First Capital REIT, one of Canada’s largest real estate companies, has verified its greenhouse gas emissions reduction goal via the Science Based Targets initiative (SBTi) and led an inaugural climate forum for tenant and property owner engagement.
Toronto-based First Capital is an operator, owner and developer operating in 148 Canadian neighbourhoods totalling $10.2 billion in assets. Its portfolio is comprised largely of grocery retail and some mixed-used space.
Melissa Jacobs, senior director of ESG at First Capital, said the company pursued SBTi verification because, “We recognize the huge issue of climate change that is affecting our company, our country and the planet. To maintain our leadership and continue to lead in the ESG or sustainability space, we wanted to align our emissions reduction target with a third-party, best-in-class, and the Science Based Targets initiative is really seen as that.”
The SBTi is an organization comprised of the CDP, the United Nations Global Compact, World Resources Institute and the World Wide Fund for Nature. It analyzes and advises corporate greenhouse gas targets so they align with the Paris Agreement’s purpose of limiting global warming to 1.5C.
First Capital’s emissions
First Capital’s primary target is a 46 per cent reduction in Scope 1 and 2 emissions by 2030. For Scope 3 emissions, First Capital is aiming for a 28 per cent reduction by 2030. The goals culminate in a net-zero target by 2050.
A 2021 ESG report states First Capital emitted 9,170 tonnes of carbon dioxide equivalent (tCO2e) of Scope 1 emissions and 11,510 tCO2e of Scope 2 emissions.
From 2017 to 2021, First Capital reduced its greenhouse gas emissions by 3,450 tCO2e.
She also said at this point First Capital does not have “a good handle” on Scope 3 emissions, and “Our Scope 1 and 2 emissions are actually small compared to our Scope 3 emissions from tenant energy use.”
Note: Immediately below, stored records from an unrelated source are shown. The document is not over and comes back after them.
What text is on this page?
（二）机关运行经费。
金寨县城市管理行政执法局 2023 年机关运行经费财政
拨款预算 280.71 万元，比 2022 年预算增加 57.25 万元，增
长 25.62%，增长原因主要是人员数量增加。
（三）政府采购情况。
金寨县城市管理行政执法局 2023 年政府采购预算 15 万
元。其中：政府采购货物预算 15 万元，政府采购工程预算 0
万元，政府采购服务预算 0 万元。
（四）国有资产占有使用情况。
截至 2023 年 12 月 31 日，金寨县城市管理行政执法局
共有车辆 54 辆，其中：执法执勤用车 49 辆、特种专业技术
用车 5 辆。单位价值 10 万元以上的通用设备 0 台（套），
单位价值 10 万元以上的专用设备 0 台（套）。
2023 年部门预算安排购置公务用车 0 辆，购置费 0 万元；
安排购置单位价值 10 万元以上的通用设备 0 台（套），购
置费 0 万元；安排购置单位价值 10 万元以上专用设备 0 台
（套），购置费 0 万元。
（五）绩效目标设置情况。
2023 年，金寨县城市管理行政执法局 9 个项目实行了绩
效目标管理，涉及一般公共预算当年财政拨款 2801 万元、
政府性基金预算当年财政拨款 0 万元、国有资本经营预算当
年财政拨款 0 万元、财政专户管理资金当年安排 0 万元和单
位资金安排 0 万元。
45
First Capital estimated its Scope 3 emissions from provincial building data and other building data that was applied across its portfolio.
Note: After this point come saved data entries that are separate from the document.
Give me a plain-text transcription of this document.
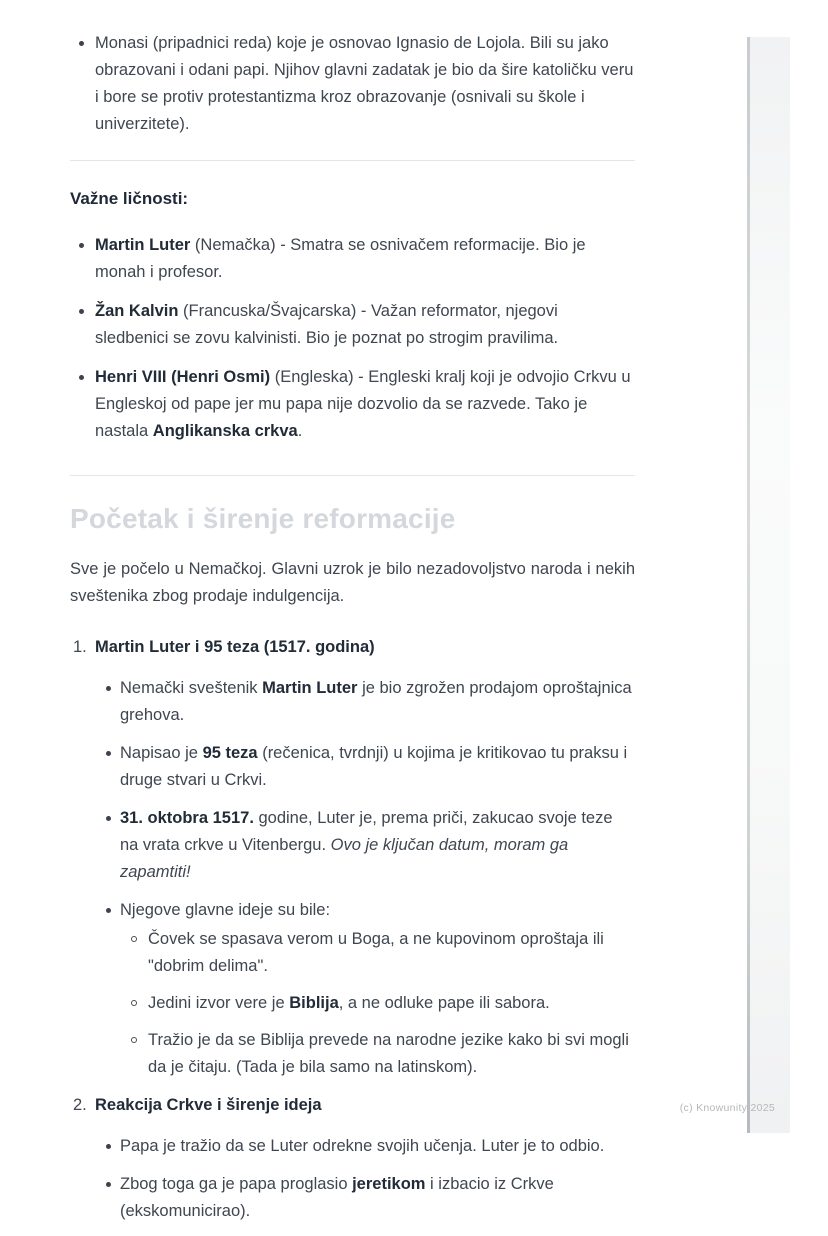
Monasi (pripadnici reda) koje je osnovao Ignasio de Lojola. Bili su jako obrazovani i odani papi. Njihov glavni zadatak je bio da šire katoličku veru i bore se protiv protestantizma kroz obrazovanje (osnivali su škole i univerzitete).
Važne ličnosti:
Martin Luter (Nemačka) - Smatra se osnivačem reformacije. Bio je monah i profesor.
Žan Kalvin (Francuska/Švajcarska) - Važan reformator, njegovi sledbenici se zovu kalvinisti. Bio je poznat po strogim pravilima.
Henri VIII (Henri Osmi) (Engleska) - Engleski kralj koji je odvojio Crkvu u Engleskoj od pape jer mu papa nije dozvolio da se razvede. Tako je nastala Anglikanska crkva.
Početak i širenje reformacije

Sve je počelo u Nemačkoj. Glavni uzrok je bilo nezadovoljstvo naroda i nekih sveštenika zbog prodaje indulgencija.

1. Martin Luter i 95 teza (1517. godina)
Nemački sveštenik Martin Luter je bio zgrožen prodajom oproštajnica grehova.
Napisao je 95 teza (rečenica, tvrdnji) u kojima je kritikovao tu praksu i druge stvari u Crkvi.
31. oktobra 1517. godine, Luter je, prema priči, zakucao svoje teze na vrata crkve u Vitenbergu. Ovo je ključan datum, moram ga zapamtiti!
Njegove glavne ideje su bile:
Čovek se spasava verom u Boga, a ne kupovinom oproštaja ili "dobrim delima".
Jedini izvor vere je Biblija, a ne odluke pape ili sabora.
Tražio je da se Biblija prevede na narodne jezike kako bi svi mogli da je čitaju. (Tada je bila samo na latinskom).
2. Reakcija Crkve i širenje ideja
Papa je tražio da se Luter odrekne svojih učenja. Luter je to odbio.
Zbog toga ga je papa proglasio jeretikom i izbacio iz Crkve (ekskomunicirao).
(c) Knowunity 2025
Attaining its climate goals
Jacobs charted First Capital’s strategy to decarbonize its portfolio. First, the company embarked on high-level modelling of the portfolio to recognize the major steps to take.
First Capital will focus on operational efficiency because it "is going to be extremely important especially as we start to look at electrification and the impact that is going to have on the grid. That kind of energy reduction focus still remains top of mind for us,” she said.
Operational efficiency will come from engaging with property management on the basics of running buildings efficiently, like rooftop HVAC. The company is considering using AI to ensure rooftop units are operating efficiently and reducing energy use.
First Capital will also support retrofits, transitioning its technology to run from fossil fuels to electricity and enhancing its construction and low carbon development standards for new properties under development.
Jacobs suggested possibly switching to electric heat pumps from fossil fuel-based heating in provinces where the grid can support it, and is clean, as one possible technology transition. Its construction standards will look at embodied carbon, which will require more tenant engagement to address Scope 3 emissions.
To address its Scope 1 and 2 emissions, Jacobs said First Capital will look to procure renewable energy, particularly for its Alberta portfolio which creates most of its portfolio carbon footprint. It will also explore power purchase agreements.
Jacobs noted the company’s electric vehicle charging infrastructure on its properties, which numbers at over 250, and said it plans to install roughly 200 more in 2023.
The Collaboration for Climate Action forum
To offer further leadership in the Canadian real estate space, First Capital also organized the inaugural ‘Collaboration for Climate Action.’ It assembled retailers and retail property owners across Canada to discuss building decarbonization.
Names at the forum ranged from fellow owners Crombie REIT and CT REIT; retailers Canadian Tire, Dollarama, Loblaws, Longo's and Sobey's; and financial institutions Bank of Montreal, Royal Bank of Canada, Scotiabank and TD Canada Trust.
“The basis of the forum was to begin to have these more collaborative discussions and start to build these partnerships and change the conversation on the whole landlord-tenant conversation to one where it’s like, ‘Hey, we have these individual and shared goals when it comes to climate, so they do tend to be some barriers, so how do we overcome these, how do we start to work together?’" Jacobs explained.
Collaborations could range from data sharing, to understand building performance, to cost-sharing for a low-carbon retrofit so the costs and benefits of carbon emissions are being shared equitably by the landlord and tenant.
Recognizing Scope 3 emissions is a key part, she said, as well as building partnerships, fostering collaboration, pooling their knowledge and sharing technology to decarbonize.
The Collaboration for Climate Action will release a summary soon and will seek to maintain a formal network of landlords and tenants with working groups where solutions to typical barriers can be found.